To use it, you need to `import matplotlib.pyplot as plt` and then call `plt.bar(x, y)` with `x,y` the desired values. Other arguments that go into the function are `alpha` which specifies the degree of transparency (between 0 and 1, by default 1) and `label` if we want to identify the two bar plots with a different label (since we do define the bar plots one after the other, python automatically chooses diffent colours. If we want to specify another colour, we can do so with the argument `color`). If we specify a label, we need to call `plt.legend()` so that the legend shows on the plot. Finally, we use `plt.show()` to make the plot appear.

In [None]:
plt.bar()
# np.arange(1, N+1) is the pythonic way of definying a vector of natural numbers from 1 to N
# we want to specify alpha<1 otherwise we would not distinguish the two colors.
plt.bar()
plt.xlabel('x')
plt.ylabel('$p_X(x)$') # the $ $ specifies that you are writing in a formula accoring to the latex syntax
plt.legend()
plt.show()

In [None]:
# same but for the maximum

count_max = np.zeros(N)

for i in range(num_experiment):
  x = X.rvs(n)
  k = np.max(x)
  count_max[k-1] += 1

In [None]:
empirical_pdf = count_max/num_experiment
print('empirical', empirical_pdf)

theoretical_pdf = np.zeros(N)
for k in range(1, N+1):
  theoretical_pdf[k-1] = (k/N)**n - ((k-1)/N)**n
print('theory', theoretical_pdf)

print('absolute difference of the empirical and theoretical pmf', np.sum(np.abs(empirical_pdf - theoretical_pdf)))

In [None]:
plt.bar(np.arange(1, N+1), empirical_pdf, alpha=0.5, label='empirical')
plt.bar(np.arange(1, N+1), theoretical_pdf, alpha=0.5, label='theoretical')
plt.legend()
plt.xlabel('x')
plt.ylabel('$p_X(x)$') # the $ $ specifies that you are writing in a formula accoring to the latex syntax
plt.show()

# 4) Independence of random variables computing joint pmf and marginals
You have a coin with probability $p$ of showing H. You flip the coin a random number $N$ of times, where $N\sim Pois(\lambda)$ and is independent of the outcome of the flips.
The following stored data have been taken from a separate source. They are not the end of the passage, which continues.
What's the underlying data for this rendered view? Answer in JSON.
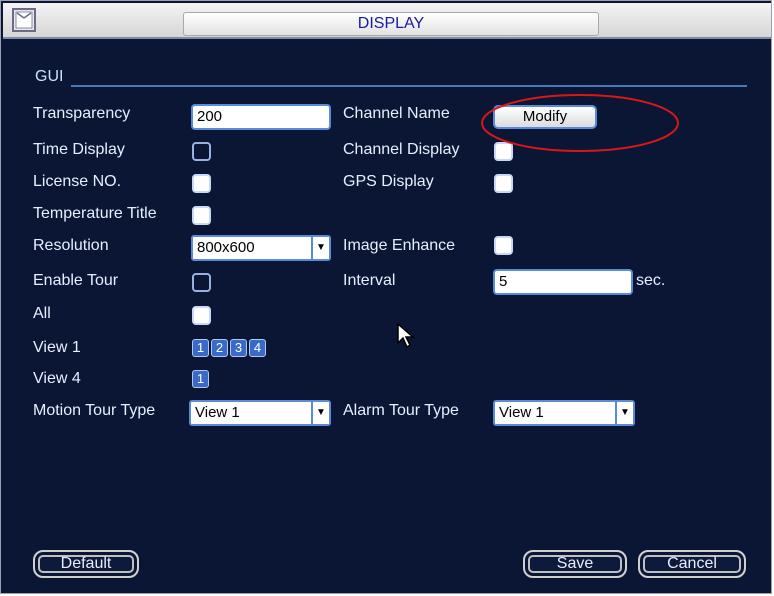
{
  "window": {
    "title": "DISPLAY"
  },
  "section": {
    "label": "GUI"
  },
  "fields": {
    "transparency": {
      "label": "Transparency",
      "value": "200"
    },
    "channel_name": {
      "label": "Channel Name",
      "button": "Modify"
    },
    "time_display": {
      "label": "Time Display",
      "checked": false
    },
    "channel_display": {
      "label": "Channel Display",
      "checked": true
    },
    "license_no": {
      "label": "License NO.",
      "checked": true
    },
    "gps_display": {
      "label": "GPS Display",
      "checked": true
    },
    "temperature_title": {
      "label": "Temperature Title",
      "checked": true
    },
    "resolution": {
      "label": "Resolution",
      "value": "800x600"
    },
    "image_enhance": {
      "label": "Image Enhance",
      "checked": true
    },
    "enable_tour": {
      "label": "Enable Tour",
      "checked": false
    },
    "interval": {
      "label": "Interval",
      "value": "5",
      "unit": "sec."
    },
    "all": {
      "label": "All",
      "checked": true
    },
    "view1": {
      "label": "View 1",
      "channels": [
        "1",
        "2",
        "3",
        "4"
      ]
    },
    "view4": {
      "label": "View 4",
      "channels": [
        "1"
      ]
    },
    "motion_tour_type": {
      "label": "Motion Tour Type",
      "value": "View 1"
    },
    "alarm_tour_type": {
      "label": "Alarm Tour Type",
      "value": "View 1"
    }
  },
  "buttons": {
    "default": "Default",
    "save": "Save",
    "cancel": "Cancel"
  },
  "colors": {
    "panel": "#0a1634",
    "title_text": "#1a1aa0",
    "annotation": "#d81818",
    "accent": "#5a8ad8"
  }
}
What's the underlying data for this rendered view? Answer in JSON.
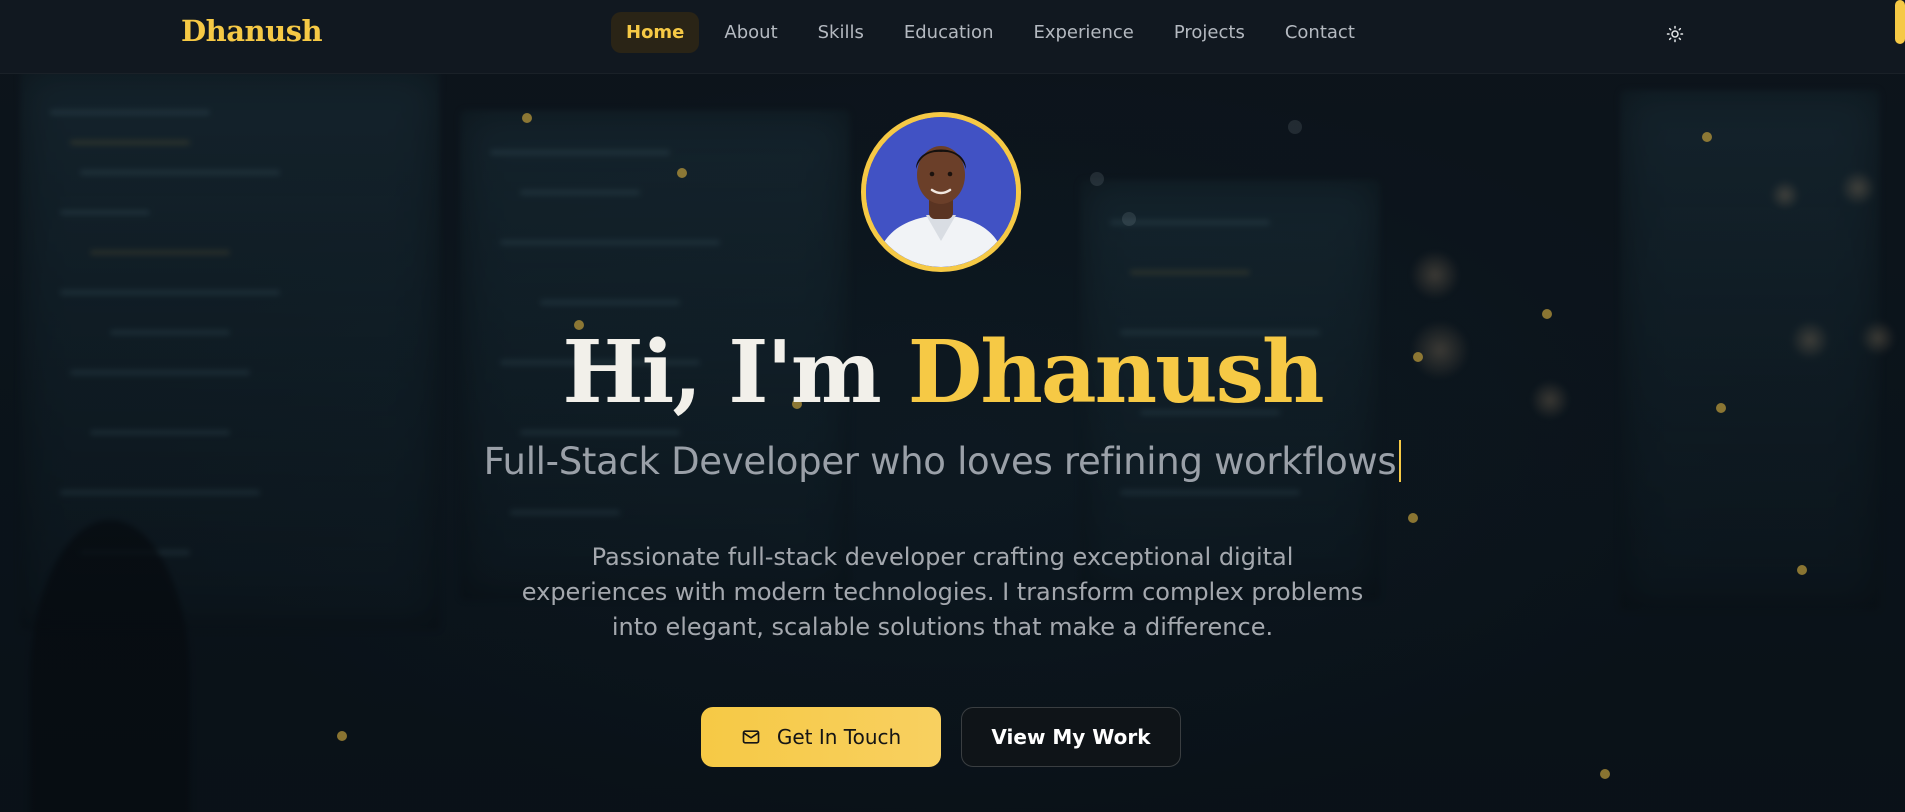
{
  "nav": {
    "brand": "Dhanush",
    "links": [
      {
        "label": "Home",
        "active": true
      },
      {
        "label": "About"
      },
      {
        "label": "Skills"
      },
      {
        "label": "Education"
      },
      {
        "label": "Experience"
      },
      {
        "label": "Projects"
      },
      {
        "label": "Contact"
      }
    ],
    "theme_toggle_icon": "sun-icon"
  },
  "hero": {
    "greeting": "Hi, I'm",
    "name": "Dhanush",
    "subtitle": "Full-Stack Developer who loves refining workflows",
    "description": "Passionate full-stack developer crafting exceptional digital experiences with modern technologies. I transform complex problems into elegant, scalable solutions that make a difference.",
    "primary_button": {
      "label": "Get In Touch",
      "icon": "mail-icon"
    },
    "secondary_button": {
      "label": "View My Work"
    }
  },
  "colors": {
    "accent": "#f6c945",
    "background": "#0b1118",
    "nav_background": "#111820",
    "text_muted": "#9aa0a8",
    "avatar_background": "#4152c4"
  }
}
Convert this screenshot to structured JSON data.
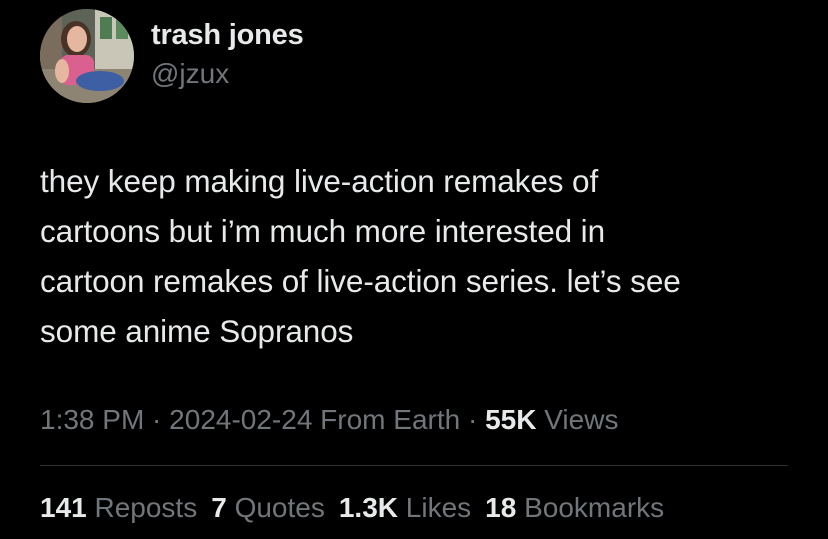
{
  "author": {
    "display_name": "trash jones",
    "handle": "@jzux",
    "avatar_icon": "profile-photo-avatar"
  },
  "tweet": {
    "text": "they keep making live-action remakes of\ncartoons but i’m much more interested in\ncartoon remakes of live-action series. let’s see\nsome anime Sopranos"
  },
  "meta": {
    "time": "1:38 PM",
    "separator": " · ",
    "date": "2024-02-24",
    "source": " From Earth",
    "views_count": "55K",
    "views_label": " Views"
  },
  "stats": [
    {
      "count": "141",
      "label": " Reposts"
    },
    {
      "count": "7",
      "label": " Quotes"
    },
    {
      "count": "1.3K",
      "label": " Likes"
    },
    {
      "count": "18",
      "label": " Bookmarks"
    }
  ],
  "colors": {
    "background": "#000000",
    "primary_text": "#e7e9ea",
    "secondary_text": "#71767b",
    "divider": "#2f3336"
  }
}
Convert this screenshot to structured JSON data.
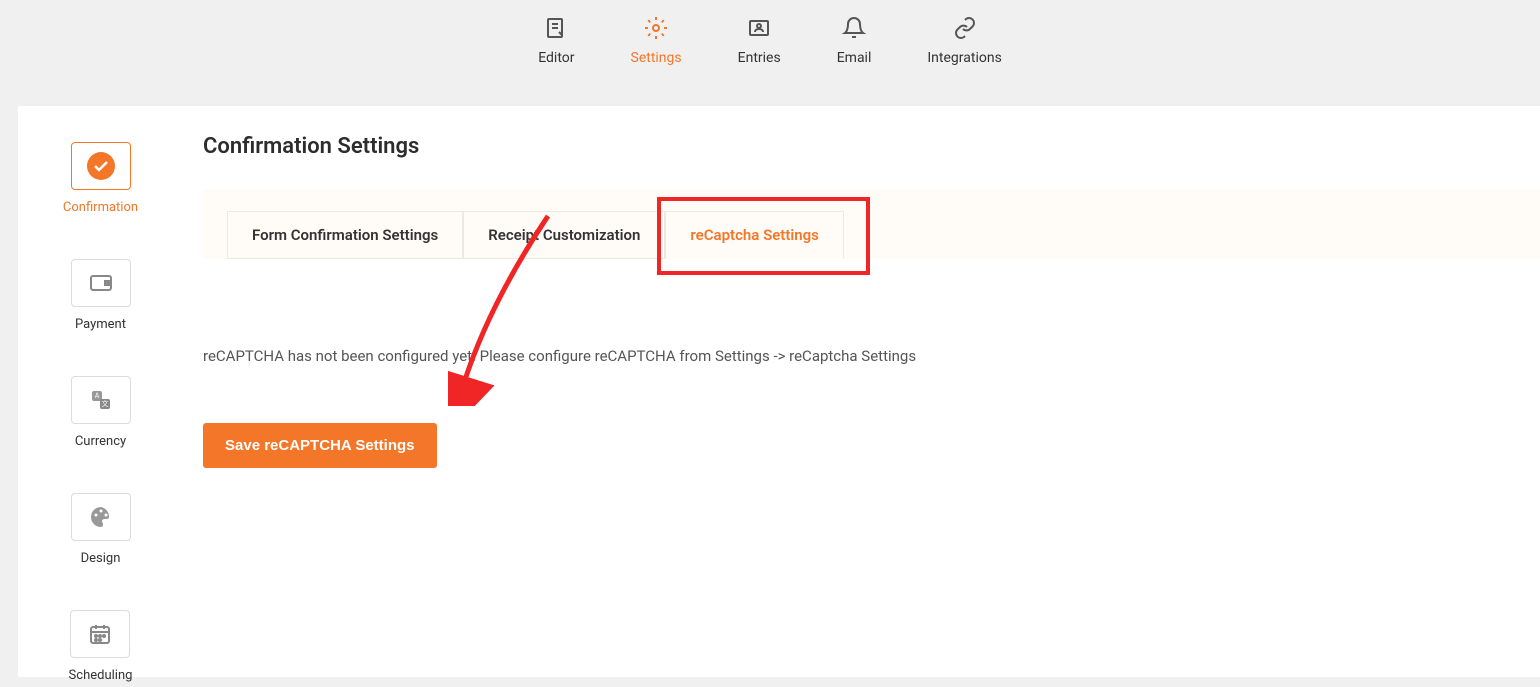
{
  "topNav": {
    "items": [
      {
        "label": "Editor",
        "icon": "editor"
      },
      {
        "label": "Settings",
        "icon": "settings",
        "active": true
      },
      {
        "label": "Entries",
        "icon": "entries"
      },
      {
        "label": "Email",
        "icon": "email"
      },
      {
        "label": "Integrations",
        "icon": "integrations"
      }
    ]
  },
  "sidebar": {
    "items": [
      {
        "label": "Confirmation",
        "icon": "check",
        "active": true
      },
      {
        "label": "Payment",
        "icon": "wallet"
      },
      {
        "label": "Currency",
        "icon": "currency"
      },
      {
        "label": "Design",
        "icon": "palette"
      },
      {
        "label": "Scheduling",
        "icon": "calendar"
      }
    ]
  },
  "page": {
    "title": "Confirmation Settings"
  },
  "tabs": {
    "items": [
      {
        "label": "Form Confirmation Settings"
      },
      {
        "label": "Receipt Customization"
      },
      {
        "label": "reCaptcha Settings",
        "active": true
      }
    ]
  },
  "body": {
    "notice": "reCAPTCHA has not been configured yet! Please configure reCAPTCHA from Settings -> reCaptcha Settings",
    "saveButton": "Save reCAPTCHA Settings"
  },
  "colors": {
    "accent": "#f47629",
    "highlight": "#f02525"
  }
}
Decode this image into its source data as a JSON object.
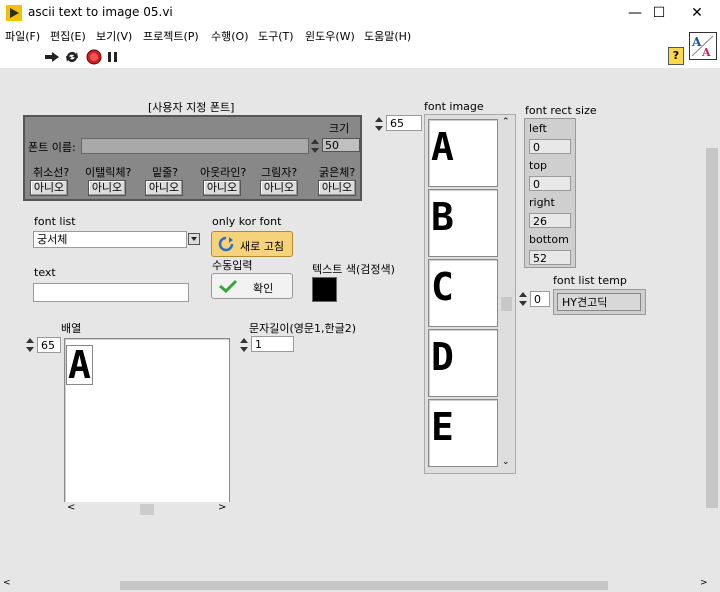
{
  "window": {
    "title": "ascii text to image 05.vi"
  },
  "menu": [
    "파일(F)",
    "편집(E)",
    "보기(V)",
    "프로젝트(P)",
    "수행(O)",
    "도구(T)",
    "윈도우(W)",
    "도움말(H)"
  ],
  "font_cluster": {
    "title": "[사용자 지정 폰트]",
    "size_label": "크기",
    "size_value": "50",
    "name_label": "폰트 이름:",
    "name_value": "",
    "toggles": [
      {
        "label": "취소선?",
        "value": "아니오"
      },
      {
        "label": "이탤릭체?",
        "value": "아니오"
      },
      {
        "label": "밑줄?",
        "value": "아니오"
      },
      {
        "label": "아웃라인?",
        "value": "아니오"
      },
      {
        "label": "그림자?",
        "value": "아니오"
      },
      {
        "label": "굵은체?",
        "value": "아니오"
      }
    ]
  },
  "font_list": {
    "label": "font list",
    "value": "궁서체"
  },
  "only_kor": {
    "label": "only kor font",
    "button": "새로 고침"
  },
  "manual": {
    "label": "수동입력",
    "button": "확인"
  },
  "text_field": {
    "label": "text",
    "value": ""
  },
  "text_color": {
    "label": "텍스트 색(검정색)",
    "color": "#000000"
  },
  "array": {
    "label": "배열",
    "index": "65",
    "items": [
      "A"
    ]
  },
  "length": {
    "label": "문자길이(영문1,한글2)",
    "value": "1"
  },
  "font_image": {
    "label": "font image",
    "index": "65",
    "items": [
      "A",
      "B",
      "C",
      "D",
      "E"
    ]
  },
  "font_rect": {
    "label": "font rect size",
    "left_label": "left",
    "left": "0",
    "top_label": "top",
    "top": "0",
    "right_label": "right",
    "right": "26",
    "bottom_label": "bottom",
    "bottom": "52"
  },
  "font_list_temp": {
    "label": "font list temp",
    "index": "0",
    "value": "HY견고딕"
  },
  "help_button": "?"
}
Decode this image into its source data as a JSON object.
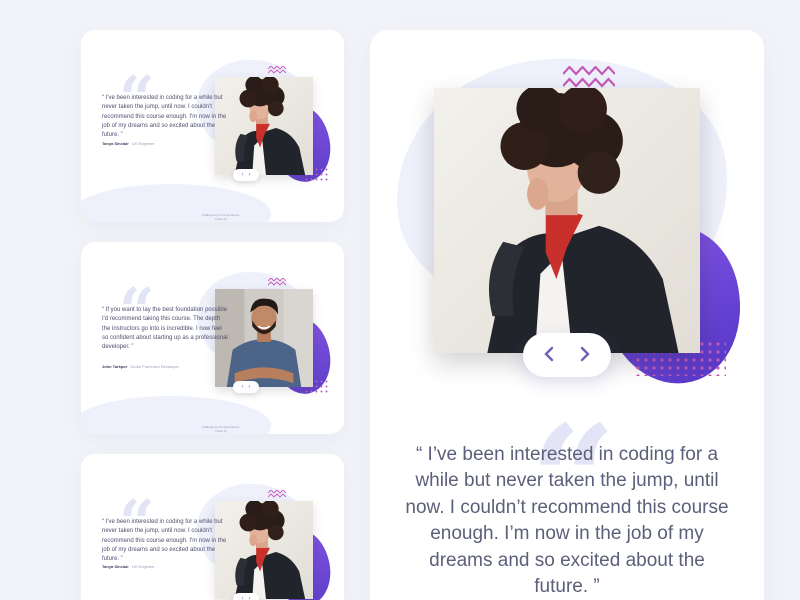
{
  "colors": {
    "background": "#f1f3f8",
    "accent_purple": "#6b46d6",
    "dots_pink": "#c65ab8",
    "link_blue": "#5a7be0"
  },
  "icons": {
    "quote": "quote-mark-icon",
    "prev": "chevron-left-icon",
    "next": "chevron-right-icon",
    "zigzag": "zigzag-icon"
  },
  "cards": [
    {
      "quote_text": "“ I've been interested in coding for a while but never taken the jump, until now. I couldn't recommend this course enough. I'm now in the job of my dreams and so excited about the future. ”",
      "author_name": "Tanya Sinclair",
      "author_role": "UX Engineer",
      "footer_line1": "Challenge by Frontend Mentor.",
      "footer_line2": "Coded by"
    },
    {
      "quote_text": "“ If you want to lay the best foundation possible I'd recommend taking this course. The depth the instructors go into is incredible. I now feel so confident about starting up as a professional developer. ”",
      "author_name": "John Tarkpor",
      "author_role": "Junior Front-end Developer",
      "footer_line1": "Challenge by Frontend Mentor.",
      "footer_line2": "Coded by"
    },
    {
      "quote_text": "“ I've been interested in coding for a while but never taken the jump, until now. I couldn't recommend this course enough. I'm now in the job of my dreams and so excited about the future. ”",
      "author_name": "Tanya Sinclair",
      "author_role": "UX Engineer"
    }
  ],
  "main": {
    "quote_text": "“ I’ve been interested in coding for a while but never taken the jump, until now. I couldn’t recommend this course enough. I’m now in the job of my dreams and so excited about the future. ”",
    "prev_label": "‹",
    "next_label": "›"
  }
}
Find the distribution of $X$ number of H and $Y$ number of T and show that $X,Y$ are independent.

In [None]:
num_experiment = 10000
p = 0.4
l = 5
# if I need to store the joint pmf I need a matrix instead of a vector. The issue is that a prior I don't know which values
# X and Y can take, so for now the (imperfect) solution that we will take is to define a matrix bigger than what we might empirically observe
# (how big depends on the parameter of the Poisson)
max_n = 50
count_XY = np.zeros((max_n, max_n))
count_X = np.zeros(max_n) # we use the same size for the marginals of X and Y, which will be vectors
count_Y = np.zeros(max_n)

N =  # number of tosses are poisson distributed
for i in range(num_experiment):
  # simulate the experiment and save the joint and marginal counts

# let's transform counts into probabilities
p_XY =
p_X =
p_Y =

# to verify that p_XY factorises in p_X * p_Y we need to compute the outer product of the marginals. In python, this is done with np.outer( , )
p_Xp_Y = np.outer(p_X, p_Y)
# you can verify that the shape of the result is the desired one (max_n, max_n):
print(p_Xp_Y.shape)

In [None]:
# let's see if the absolute distance of the distributions is small enough
np.sum(np.abs(p_XY - p_Xp_Y)) # the difference between matrices is computed element wise, then we apply the absolute value to all the elements,
# and finally we sum all the elements to obtain a scalar number

How could you represent with a plot the joint and marginals?